Category, extracted from SUNCG object metadata. HoME provides both generic object categories (i.e. “air conditioner,” “mirror,” or “window”) as well as more detailed categories (i.e. “accordion,” “mortar and pestle,” or “xbox”).
Material, calculated to be the texture, out of 20 possible categories (“wood,” “textile,” etc.), covering the largest object surface area.
Size (“small,” “medium,” or “large”) calculated by comparing an object’s mesh volume to a histogram of other objects of the same category.
Location, based on ground-truth object coordinates from SUNCG.
With these semantics, HoME may be extended to generate language instructions, scene descriptions, or questions, as in Hermann et al. , Oh et al. , Chaplot et al. .
HoME can also provide agents dense, ground-truth, semantically-annotated images based on SUNCG’s 187 fine-grained categories (e.g. bathtub, wall, armchair).
This module provides: image segmentations, object semantic attributes and text descriptions.
3.4 Physics engine
The physics engine is implemented using the Bullet 3 engine444https://github.com/bulletphysics/bullet3.
For objects, HoME provides two rigid body representations: (a) fast minimal bounding box approximation and (b) exact mesh-based body.
Objects are subject to external forces such as gravity, based on volume-based weight approximations.
The physics engine also allows agents to interact with objects via picking, dropping, pushing, etc.
These features are useful for applications in robotics and language grounding, for instance.
This module provides: agent and object positions, velocities, physical interaction, collision.
Using these engines and/or external data collection, HoME can facilitate tasks such as:
Instruction Following: An agent is given a description of how to achieve a reward (i.e. “Go to the kitchen.” or “Find the red sofa.”).
Visual Question Answering: An agent must answer an environment-based question which might require exploration (i.e. “How many rooms have a wooden table?”).
Dialogue: An agent converses with an oracle with full scene knowledge to solve a difficult task.
Pied Piper: One agent must follow another specific agent, out of several, each making specific sounds. HoME’s advanced acoustics allow agents with multichannel microphones to perform sound source localization and disentanglement for such a task.

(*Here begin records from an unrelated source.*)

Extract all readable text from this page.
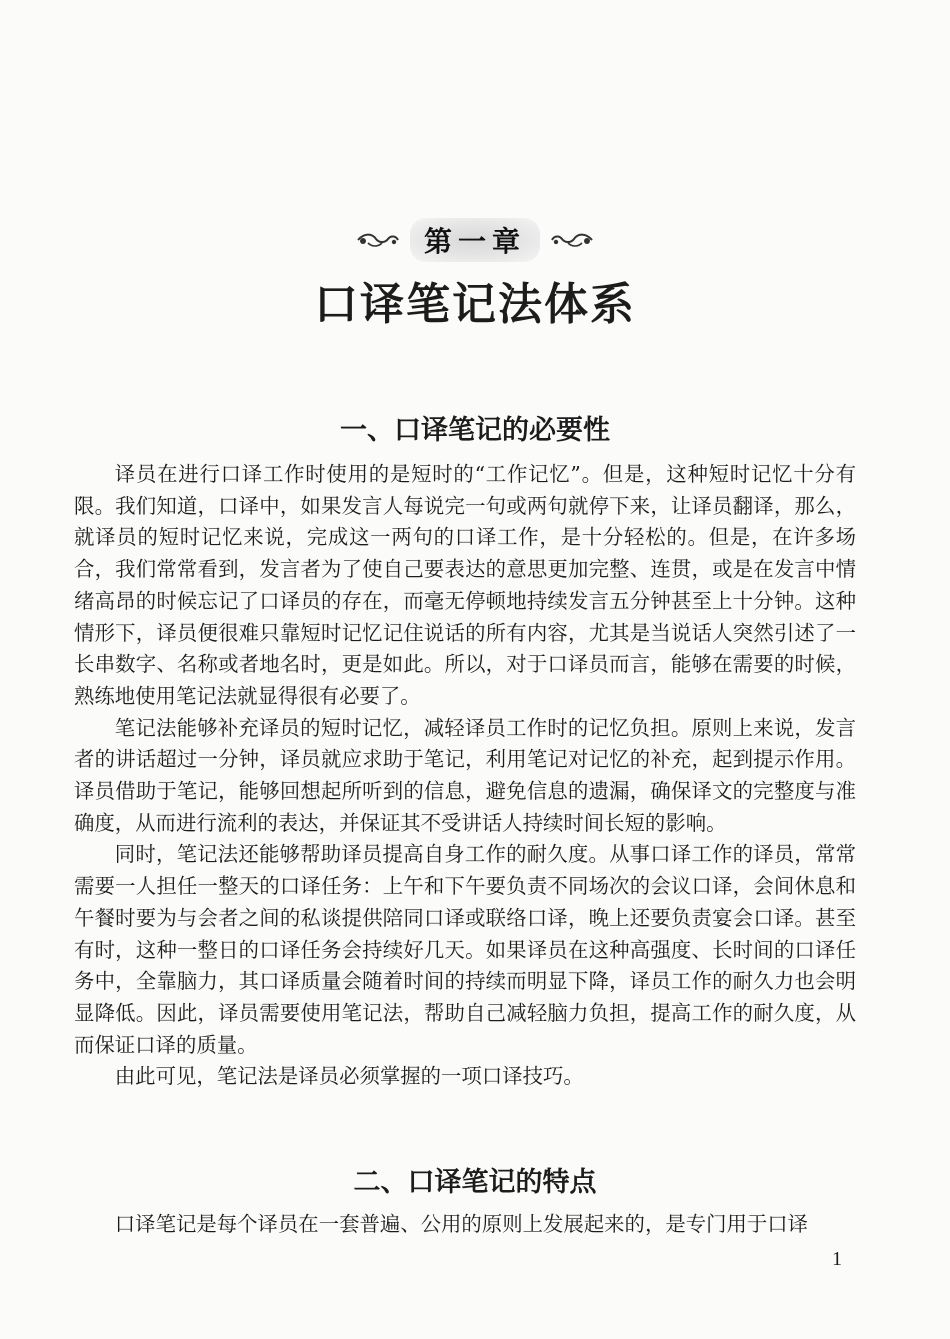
第一章
口译笔记法体系
一、口译笔记的必要性

译员在进行口译工作时使用的是短时的“工作记忆”。但是，这种短时记忆十分有限。我们知道，口译中，如果发言人每说完一句或两句就停下来，让译员翻译，那么，就译员的短时记忆来说，完成这一两句的口译工作，是十分轻松的。但是，在许多场合，我们常常看到，发言者为了使自己要表达的意思更加完整、连贯，或是在发言中情绪高昂的时候忘记了口译员的存在，而毫无停顿地持续发言五分钟甚至上十分钟。这种情形下，译员便很难只靠短时记忆记住说话的所有内容，尤其是当说话人突然引述了一长串数字、名称或者地名时，更是如此。所以，对于口译员而言，能够在需要的时候，熟练地使用笔记法就显得很有必要了。

笔记法能够补充译员的短时记忆，减轻译员工作时的记忆负担。原则上来说，发言者的讲话超过一分钟，译员就应求助于笔记，利用笔记对记忆的补充，起到提示作用。译员借助于笔记，能够回想起所听到的信息，避免信息的遗漏，确保译文的完整度与准确度，从而进行流利的表达，并保证其不受讲话人持续时间长短的影响。

同时，笔记法还能够帮助译员提高自身工作的耐久度。从事口译工作的译员，常常需要一人担任一整天的口译任务：上午和下午要负责不同场次的会议口译，会间休息和午餐时要为与会者之间的私谈提供陪同口译或联络口译，晚上还要负责宴会口译。甚至有时，这种一整日的口译任务会持续好几天。如果译员在这种高强度、长时间的口译任务中，全靠脑力，其口译质量会随着时间的持续而明显下降，译员工作的耐久力也会明显降低。因此，译员需要使用笔记法，帮助自己减轻脑力负担，提高工作的耐久度，从而保证口译的质量。

由此可见，笔记法是译员必须掌握的一项口译技巧。

二、口译笔记的特点

口译笔记是每个译员在一套普遍、公用的原则上发展起来的，是专门用于口译

1
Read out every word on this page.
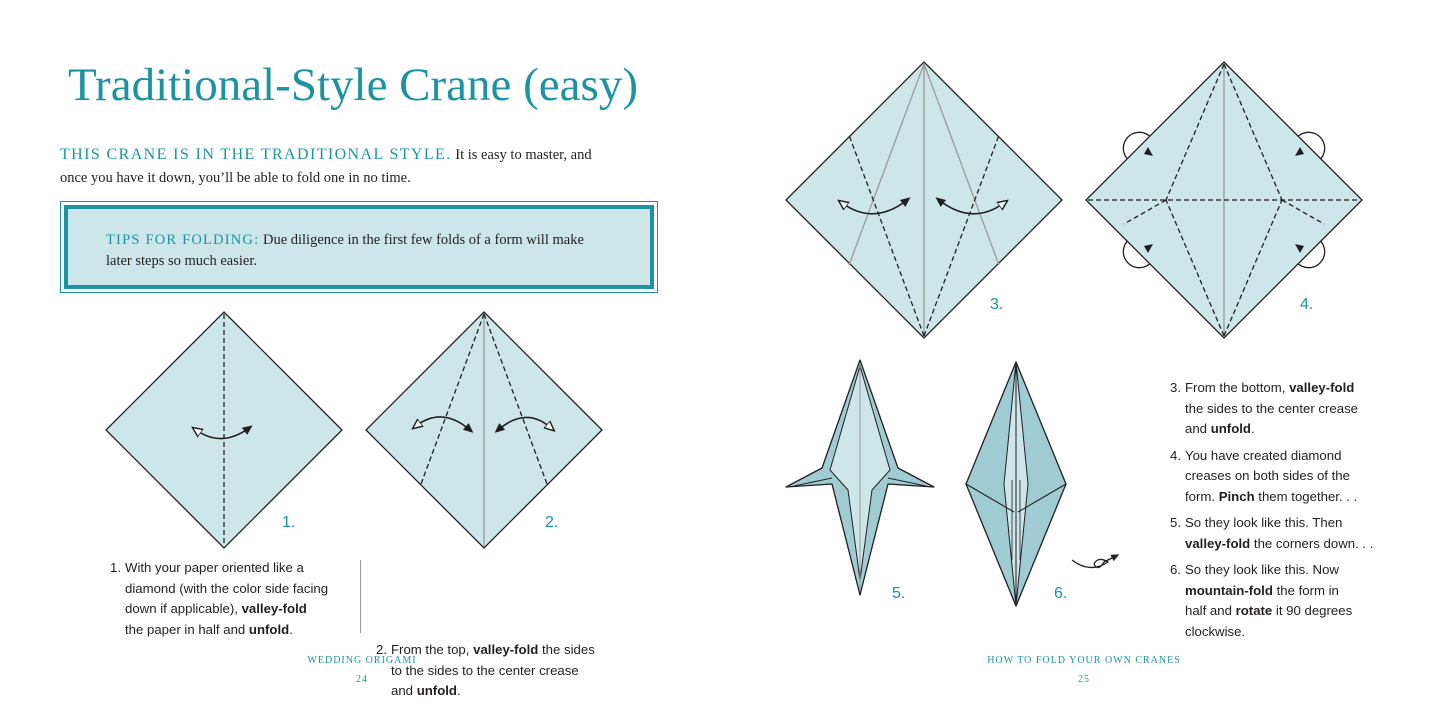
Traditional-Style Crane (easy)
THIS CRANE IS IN THE TRADITIONAL STYLE. It is easy to master, and
once you have it down, you’ll be able to fold one in no time.
TIPS FOR FOLDING: Due diligence in the first few folds of a form will make
later steps so much easier.
1.	2.
3.	4.
5.	6.
1. With your paper oriented like a
diamond (with the color side facing
down if applicable), valley-fold
the paper in half and unfold.
2. From the top, valley-fold the sides
to the sides to the center crease
and unfold.
3. From the bottom, valley-fold
the sides to the center crease
and unfold.
4. You have created diamond
creases on both sides of the
form. Pinch them together. . .
5. So they look like this. Then
valley-fold the corners down. . .
6. So they look like this. Now
mountain-fold the form in
half and rotate it 90 degrees
clockwise.
WEDDING ORIGAMI
24
HOW TO FOLD YOUR OWN CRANES
25
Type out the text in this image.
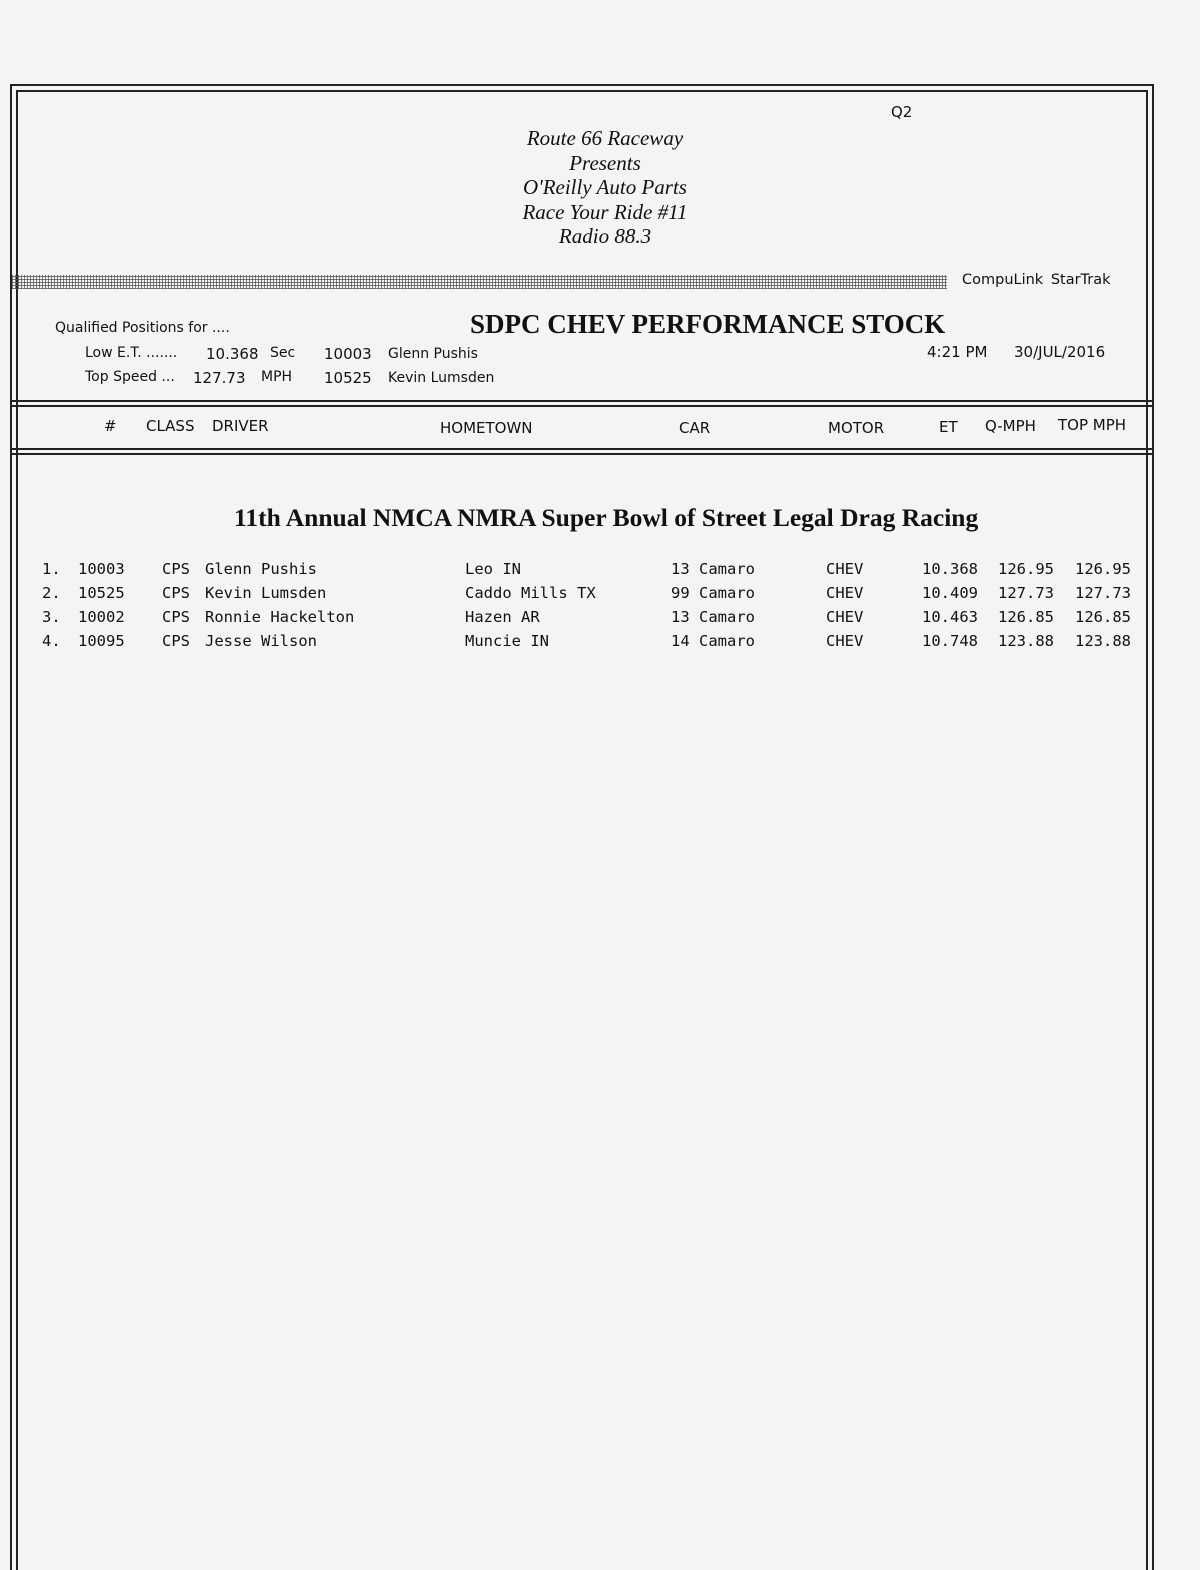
Q2
Route 66 Raceway
Presents
O'Reilly Auto Parts
Race Your Ride #11
Radio 88.3
CompuLink StarTrak
Qualified Positions for ....	SDPC CHEV PERFORMANCE STOCK
Low E.T. ....... 10.368 Sec 10003 Glenn Pushis
Top Speed ... 127.73 MPH 10525 Kevin Lumsden
4:21 PM 30/JUL/2016
# CLASS DRIVER	HOMETOWN	CAR	MOTOR	ET Q-MPH TOP MPH
11th Annual NMCA NMRA Super Bowl of Street Legal Drag Racing
1. 10003 CPS Glenn Pushis	Leo IN	13 Camaro	CHEV	10.368 126.95 126.95
2. 10525 CPS Kevin Lumsden	Caddo Mills TX	99 Camaro	CHEV	10.409 127.73 127.73
3. 10002 CPS Ronnie Hackelton	Hazen AR	13 Camaro	CHEV	10.463 126.85 126.85
4. 10095 CPS Jesse Wilson	Muncie IN	14 Camaro	CHEV	10.748 123.88 123.88
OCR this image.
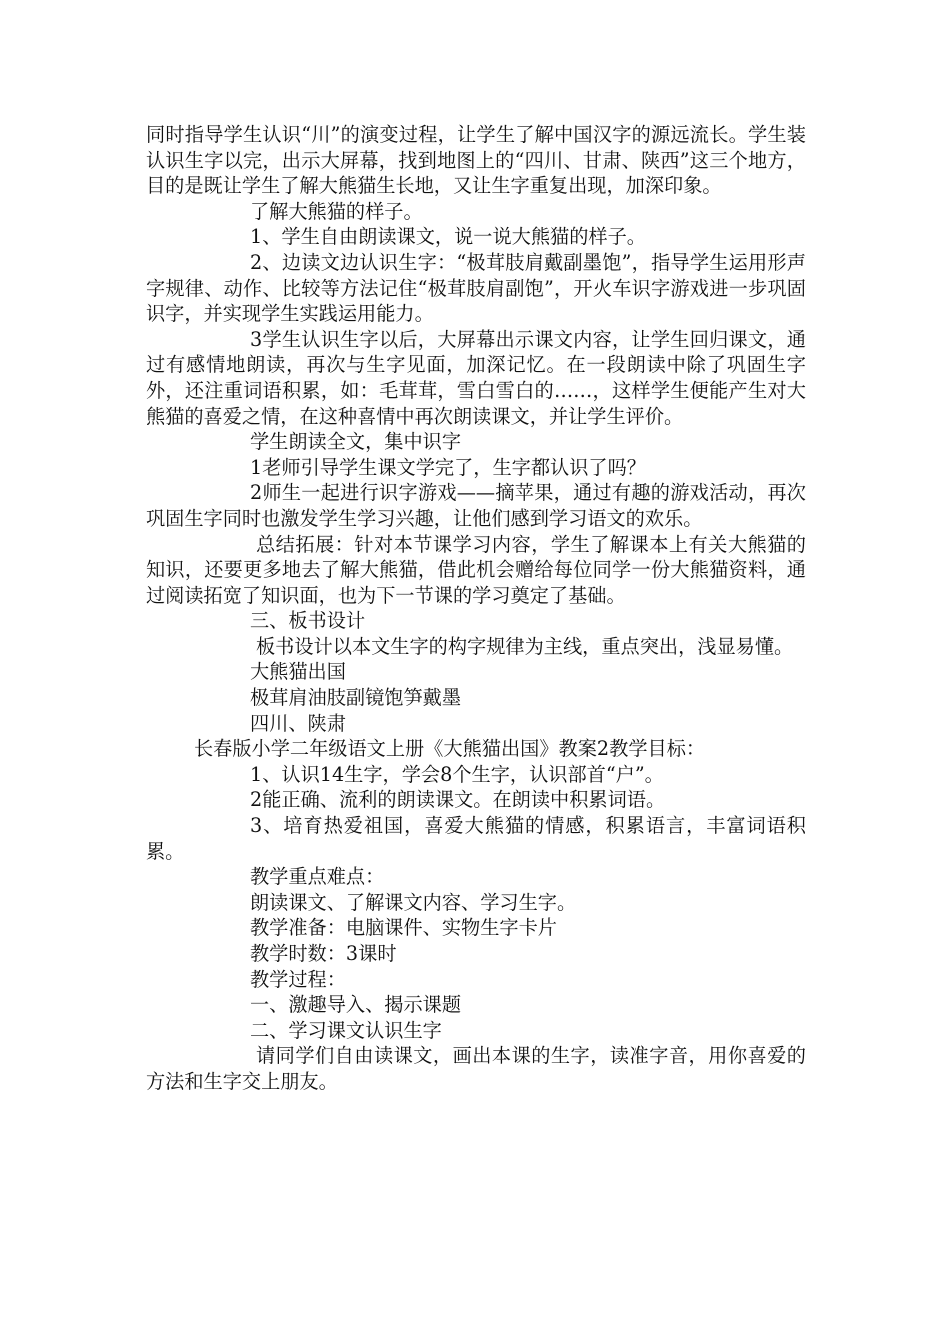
同时指导学生认识“川”的演变过程，让学生了解中国汉字的源远流长。学生装认识生字以完，出示大屏幕，找到地图上的“四川、甘肃、陕西”这三个地方，目的是既让学生了解大熊猫生长地，又让生字重复出现，加深印象。

了解大熊猫的样子。

1、学生自由朗读课文，说一说大熊猫的样子。

2、边读文边认识生字：“极茸肢肩戴副墨饱”，指导学生运用形声字规律、动作、比较等方法记住“极茸肢肩副饱”，开火车识字游戏进一步巩固识字，并实现学生实践运用能力。

3学生认识生字以后，大屏幕出示课文内容，让学生回归课文，通过有感情地朗读，再次与生字见面，加深记忆。在一段朗读中除了巩固生字外，还注重词语积累，如：毛茸茸，雪白雪白的……，这样学生便能产生对大熊猫的喜爱之情，在这种喜情中再次朗读课文，并让学生评价。

学生朗读全文，集中识字

1老师引导学生课文学完了，生字都认识了吗？

2师生一起进行识字游戏——摘苹果，通过有趣的游戏活动，再次巩固生字同时也激发学生学习兴趣，让他们感到学习语文的欢乐。

总结拓展：针对本节课学习内容，学生了解课本上有关大熊猫的知识，还要更多地去了解大熊猫，借此机会赠给每位同学一份大熊猫资料，通过阅读拓宽了知识面，也为下一节课的学习奠定了基础。

三、板书设计

板书设计以本文生字的构字规律为主线，重点突出，浅显易懂。

大熊猫出国

极茸肩油肢副镜饱笋戴墨

四川、陕肃

长春版小学二年级语文上册《大熊猫出国》教案2教学目标：

1、认识14生字，学会8个生字，认识部首“户”。

2能正确、流利的朗读课文。在朗读中积累词语。

3、培育热爱祖国，喜爱大熊猫的情感，积累语言，丰富词语积累。

教学重点难点：

朗读课文、了解课文内容、学习生字。

教学准备：电脑课件、实物生字卡片

教学时数：3课时

教学过程：

一、激趣导入、揭示课题

二、学习课文认识生字

请同学们自由读课文，画出本课的生字，读准字音，用你喜爱的方法和生字交上朋友。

Multi-agent communication: Multiple agents communicate to solve a task and maximize a shared reward. For example, one agent might know reward locations to which it must guide other agents.
Our Household Multimodal Environment (HoME) provides a platform for agents to learn within a world of context: hand-designed houses, high fidelity sound, simulated physics, comprehensive semantic information, and object and multi-agent interaction. In this rich setting, many specific tasks may be designed relevant to robotics, reinforcement learning, language grounding, and audio-based learning. HoME’s scale may also facilitate better learning, generalization, and transfer. We hope the research community uses HoME as a stepping stone towards virtually embodied, general-purpose AI.
We are grateful for the collaborative research environment provided by MILA. We also acknowledge the following agencies for research funding and computing support: CIFAR, CHISTERA IGLU and CPER Nord-Pas de Calais/FEDER DATA Advanced data science and technologies 2015-2020, Calcul Québec, Compute Canada, and Google. We further thank NVIDIA for donating a DGX-1 and Tesla K40 used in this work. Lastly, we thank acronymcreator.net for the acronym HoME.